Yes. No pesticides, whether allowed or prohibited, shall be used within 75 ft of a water body or wetland within the City.
Are there any exceptions?
The ordinance has several exemptions, which allow prohibited pesticides to be used for:
- Commercial agriculture
- Pet supplies, such as shampoos and tick and flea treatments
- Disinfectants, germicides, bactericides, miticides and virucides
- Insect repellents when used in the manner specified by the manufacturer;
- Rat and rodent control supplies
- Swimming pool supplies
- General use paints, stains and wood preservatives and sealants
- Specific health and safety applications – to control plants that are poisonous to the touch, such as poison ivy; pests of significant health importance such as ticks and mosquitoes; and animals or insects that may cause damage to a structure, such as carpenter ants or termites;
- Golf course playing surfaces applications – on non-City owned golf course playing surfaces and on the tees and greens of City-owned golf courses provided that the course is designated through Audubon International as a Certified Audubon Cooperative Sanctuary;
- Invasive insect applications – to control the Emerald Ash Borer, Asian Longhorned Beetle, Hemlock Woolly Adelgid, Browntail Moth and other insects identified as invasive by the Maine Forest Service;
- Right-of-way spraying – by a public utility that maintains a right-of-way through the City.
Can I apply for a waiver?
People will be able to apply for a waiver for situations that pose a threat to public health and safety or for the control of invasive species that pose a threat to the environment. Waivers will be granted according to the following criteria:
- A situation exists that threatens the public health and safety and/or where invasive species pose a threat to the environment; and
- The applicant has carefully evaluated all alternative methods and materials;
- The applicant will, to the greatest extent practical, minimize the impact of the application on abutting properties;
- The grant of the waiver will not be detrimental to the public health, safety or welfare.
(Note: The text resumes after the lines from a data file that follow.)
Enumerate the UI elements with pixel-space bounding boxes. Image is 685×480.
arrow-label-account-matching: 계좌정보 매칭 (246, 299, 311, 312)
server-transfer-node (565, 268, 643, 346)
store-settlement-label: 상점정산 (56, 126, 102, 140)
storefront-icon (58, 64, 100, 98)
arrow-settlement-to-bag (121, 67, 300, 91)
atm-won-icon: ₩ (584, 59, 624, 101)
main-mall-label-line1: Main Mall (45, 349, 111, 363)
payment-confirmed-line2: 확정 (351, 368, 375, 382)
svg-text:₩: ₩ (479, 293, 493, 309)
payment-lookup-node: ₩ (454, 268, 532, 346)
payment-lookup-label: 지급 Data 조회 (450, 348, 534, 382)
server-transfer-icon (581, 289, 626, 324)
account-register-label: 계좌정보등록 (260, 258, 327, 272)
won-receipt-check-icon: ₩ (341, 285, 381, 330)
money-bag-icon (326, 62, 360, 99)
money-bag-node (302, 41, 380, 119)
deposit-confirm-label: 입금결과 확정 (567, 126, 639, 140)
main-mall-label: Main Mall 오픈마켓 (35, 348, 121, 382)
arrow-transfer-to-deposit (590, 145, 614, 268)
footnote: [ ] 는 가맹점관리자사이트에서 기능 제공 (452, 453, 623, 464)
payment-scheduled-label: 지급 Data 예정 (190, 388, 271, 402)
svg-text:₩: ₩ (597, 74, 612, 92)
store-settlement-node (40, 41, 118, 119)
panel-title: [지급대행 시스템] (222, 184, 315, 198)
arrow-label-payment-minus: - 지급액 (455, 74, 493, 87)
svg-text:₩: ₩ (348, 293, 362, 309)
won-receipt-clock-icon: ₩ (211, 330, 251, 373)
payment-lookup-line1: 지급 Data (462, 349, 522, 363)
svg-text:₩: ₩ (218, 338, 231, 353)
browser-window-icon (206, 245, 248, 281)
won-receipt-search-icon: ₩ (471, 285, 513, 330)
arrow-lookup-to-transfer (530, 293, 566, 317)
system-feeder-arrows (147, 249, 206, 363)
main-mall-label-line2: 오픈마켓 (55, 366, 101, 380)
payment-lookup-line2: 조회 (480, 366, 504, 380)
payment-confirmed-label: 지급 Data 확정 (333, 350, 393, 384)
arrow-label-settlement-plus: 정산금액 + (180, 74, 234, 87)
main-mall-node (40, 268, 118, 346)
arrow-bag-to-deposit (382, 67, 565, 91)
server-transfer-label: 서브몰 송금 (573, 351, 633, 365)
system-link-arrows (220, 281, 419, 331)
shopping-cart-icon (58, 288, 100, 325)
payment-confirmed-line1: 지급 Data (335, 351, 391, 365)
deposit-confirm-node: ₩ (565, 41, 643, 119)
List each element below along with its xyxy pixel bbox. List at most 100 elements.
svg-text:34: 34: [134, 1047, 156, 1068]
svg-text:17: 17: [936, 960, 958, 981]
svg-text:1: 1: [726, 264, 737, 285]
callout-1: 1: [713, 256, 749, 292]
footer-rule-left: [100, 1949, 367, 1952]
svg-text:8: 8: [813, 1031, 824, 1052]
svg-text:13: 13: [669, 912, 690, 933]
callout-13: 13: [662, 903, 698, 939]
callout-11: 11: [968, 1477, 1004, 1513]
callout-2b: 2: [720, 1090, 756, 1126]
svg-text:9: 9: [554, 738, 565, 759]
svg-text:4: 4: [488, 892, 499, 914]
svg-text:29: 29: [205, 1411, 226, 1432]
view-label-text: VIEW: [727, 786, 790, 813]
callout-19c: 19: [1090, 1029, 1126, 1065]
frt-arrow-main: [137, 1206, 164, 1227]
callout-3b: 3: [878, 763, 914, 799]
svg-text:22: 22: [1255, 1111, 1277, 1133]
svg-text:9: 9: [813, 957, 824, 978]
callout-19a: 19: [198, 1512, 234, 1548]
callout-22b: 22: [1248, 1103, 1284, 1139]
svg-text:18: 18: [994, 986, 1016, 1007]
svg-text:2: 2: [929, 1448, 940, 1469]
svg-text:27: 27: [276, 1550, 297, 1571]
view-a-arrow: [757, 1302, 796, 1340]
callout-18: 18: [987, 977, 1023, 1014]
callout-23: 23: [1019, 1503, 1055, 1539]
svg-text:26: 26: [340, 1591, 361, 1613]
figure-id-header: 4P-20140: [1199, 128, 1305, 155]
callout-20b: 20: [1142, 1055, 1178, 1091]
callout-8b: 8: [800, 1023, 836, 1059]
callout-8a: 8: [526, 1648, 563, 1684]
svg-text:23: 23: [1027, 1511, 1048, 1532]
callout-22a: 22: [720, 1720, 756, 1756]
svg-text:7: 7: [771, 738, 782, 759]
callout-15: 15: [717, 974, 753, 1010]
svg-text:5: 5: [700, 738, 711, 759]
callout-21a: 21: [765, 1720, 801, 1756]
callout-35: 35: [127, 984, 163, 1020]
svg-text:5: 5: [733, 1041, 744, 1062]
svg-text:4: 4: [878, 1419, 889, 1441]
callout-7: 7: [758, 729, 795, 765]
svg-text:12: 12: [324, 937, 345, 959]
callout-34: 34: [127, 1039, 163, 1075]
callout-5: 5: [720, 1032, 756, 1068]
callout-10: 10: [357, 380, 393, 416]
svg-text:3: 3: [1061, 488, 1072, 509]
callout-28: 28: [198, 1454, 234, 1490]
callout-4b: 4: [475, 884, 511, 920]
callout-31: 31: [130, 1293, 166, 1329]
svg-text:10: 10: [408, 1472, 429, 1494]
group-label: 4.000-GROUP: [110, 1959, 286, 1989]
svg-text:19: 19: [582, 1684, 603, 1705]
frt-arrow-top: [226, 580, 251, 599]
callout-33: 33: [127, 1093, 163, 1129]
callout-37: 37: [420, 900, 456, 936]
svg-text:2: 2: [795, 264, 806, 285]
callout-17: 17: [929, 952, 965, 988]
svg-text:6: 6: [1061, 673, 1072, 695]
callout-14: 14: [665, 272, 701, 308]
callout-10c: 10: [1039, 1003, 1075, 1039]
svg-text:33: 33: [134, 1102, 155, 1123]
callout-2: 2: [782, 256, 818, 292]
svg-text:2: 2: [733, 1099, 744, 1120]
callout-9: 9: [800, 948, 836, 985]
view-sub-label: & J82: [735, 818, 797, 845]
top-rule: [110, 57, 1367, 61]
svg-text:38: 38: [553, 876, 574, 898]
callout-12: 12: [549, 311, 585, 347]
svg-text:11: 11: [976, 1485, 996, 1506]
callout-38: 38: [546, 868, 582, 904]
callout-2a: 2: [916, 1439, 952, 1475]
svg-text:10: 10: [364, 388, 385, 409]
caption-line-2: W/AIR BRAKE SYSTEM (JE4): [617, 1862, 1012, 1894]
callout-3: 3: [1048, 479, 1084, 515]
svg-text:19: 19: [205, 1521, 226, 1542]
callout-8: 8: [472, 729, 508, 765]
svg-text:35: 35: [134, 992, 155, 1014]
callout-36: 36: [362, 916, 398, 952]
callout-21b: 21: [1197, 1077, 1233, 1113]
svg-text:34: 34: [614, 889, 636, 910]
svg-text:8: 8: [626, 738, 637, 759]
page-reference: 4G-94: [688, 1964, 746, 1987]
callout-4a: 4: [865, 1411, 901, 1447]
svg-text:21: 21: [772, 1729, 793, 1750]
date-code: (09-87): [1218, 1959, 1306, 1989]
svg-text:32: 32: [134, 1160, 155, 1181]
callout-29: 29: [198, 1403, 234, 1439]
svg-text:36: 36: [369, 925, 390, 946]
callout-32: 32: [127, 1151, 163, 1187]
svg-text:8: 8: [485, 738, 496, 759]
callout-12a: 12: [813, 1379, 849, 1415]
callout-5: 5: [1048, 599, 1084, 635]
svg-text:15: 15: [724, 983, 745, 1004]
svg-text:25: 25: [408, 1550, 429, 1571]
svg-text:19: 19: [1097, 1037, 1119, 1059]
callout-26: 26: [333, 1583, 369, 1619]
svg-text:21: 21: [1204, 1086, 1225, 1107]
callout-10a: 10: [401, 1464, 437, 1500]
How will this ordinance be enforced?
The City's Sustainability Coordinator will work with alleged violators to bring them into compliance by providing educational materials and advice on the use of less toxic chemicals to achieve their desired results. The City will also maintain a listing of complaints of alleged violations on the City’s website (in aggregate by Assessor’s tax map number, not by specific property address). The listing will include the nature of the complaint, a summary of the situation and a brief description of how each complaint was resolved.
If applying a prohibited pesticide, what procedures do I need to follow?
If prohibited pesticides are used under exemption or waiver criteria, the following notification procedures must be followed:
(A) Owner or applicator shall post warning signs 48 hours prior to and after the actual application
(B) All warning signs must be 5” high by 4” wide, attached to a dowel or other supporting device so that the bottom of the sign is not less than 12” and the top of the sign is not more than 48” above the ground. Signs shall be weather-resistant and easily read for 48 hours after being placed outdoors. Sign shall be on a light colored background with dark bold letters.
(C) Sign must include the following:
- The word “CAUTION” in 72 point type;
- The words “PESTICIDE APPLICATION” in 30 point type or larger;
- The chemical and trade name of the pesticide;
- The Maine Board of Pesticides Control designated symbol;
- Any reentry precautions from the pesticide labeling;
- The name and telephone number of the entity making the pesticide application;
- The date and time of the application and a date/time to remove the sign.